There is need to consider the value of soft intelligence, leveraged using accessible natural language processing (NLP) tools, as a source of analysed evidence to support public health research outputs and decision-making. The aim of this study was to explore the value of soft intelligence analysed using NLP. As a case study, we selected and used a commercially available NLP platform to identify, collect, and interrogate a large collection of UK tweets relating to mental health during the COVID-19 pandemic. A search strategy comprised of a list of terms related to mental health, COVID-19, and lockdown restrictions was developed to prospectively collate relevant tweets via Twitter’s advanced search application programming interface over a 24-week period. We deployed a readily and commercially available NLP platform to explore tweet frequency and sentiment across the United Kingdom and identify key topics of discussion. A series of keyword filters were used to clean the initial data retrieved and also set up to track specific mental health problems. All collated tweets were anonymized. We identified and analysed 286,902 tweets posted from UK user accounts from July 23, 2020 to January 6, 2021. The average sentiment score was 50%, suggesting overall neutral sentiment across all tweets over the study period.
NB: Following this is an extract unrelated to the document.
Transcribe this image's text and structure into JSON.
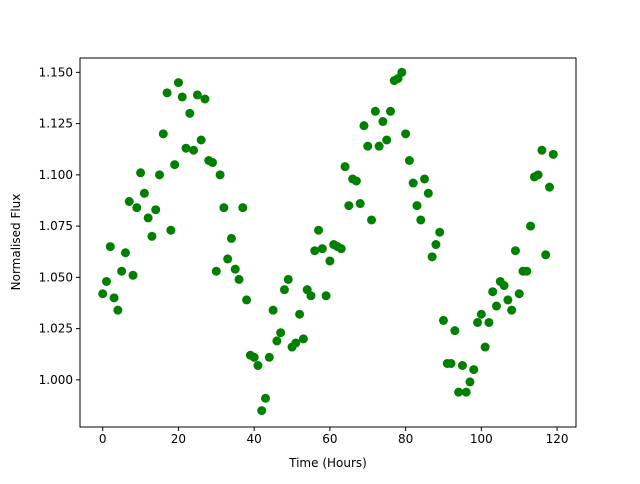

Major fluctuations in volume (between 12,622 and 51,340) and sentiment (between 25% and 49%) appeared to coincide with key changes to any local and/or national social distancing measures. Tweets around mental health were polarizing, discussed with both positive and negative sentiment. Key topics of consistent discussion over the study period included the impact of the pandemic on people’s mental health (both positively and negatively), fear and anxiety over lockdowns, and anger and mistrust toward the government. Using an NLP platform, we were able to rapidly mine and analyse emerging health-related insights from UK tweets into how the pandemic may be impacting people’s mental health and well-being. This type of real-time analysed evidence could act as a useful intelligence source that agencies, local leaders, and health care decision makers can potentially draw from, particularly during a health crisis.
Using Natural Language Processing to Explore Mental Health Insights from UK Tweets During the COVID-19 Pandemic: Infodemiology Study
This work explored the use of Twitter as a source of evidence to support public health research and decision making. As a case study, tweets relating to mental health during the COVID-19 pandemic were collected and analysed using a natural language processing tool to identify key topics and emerging trends.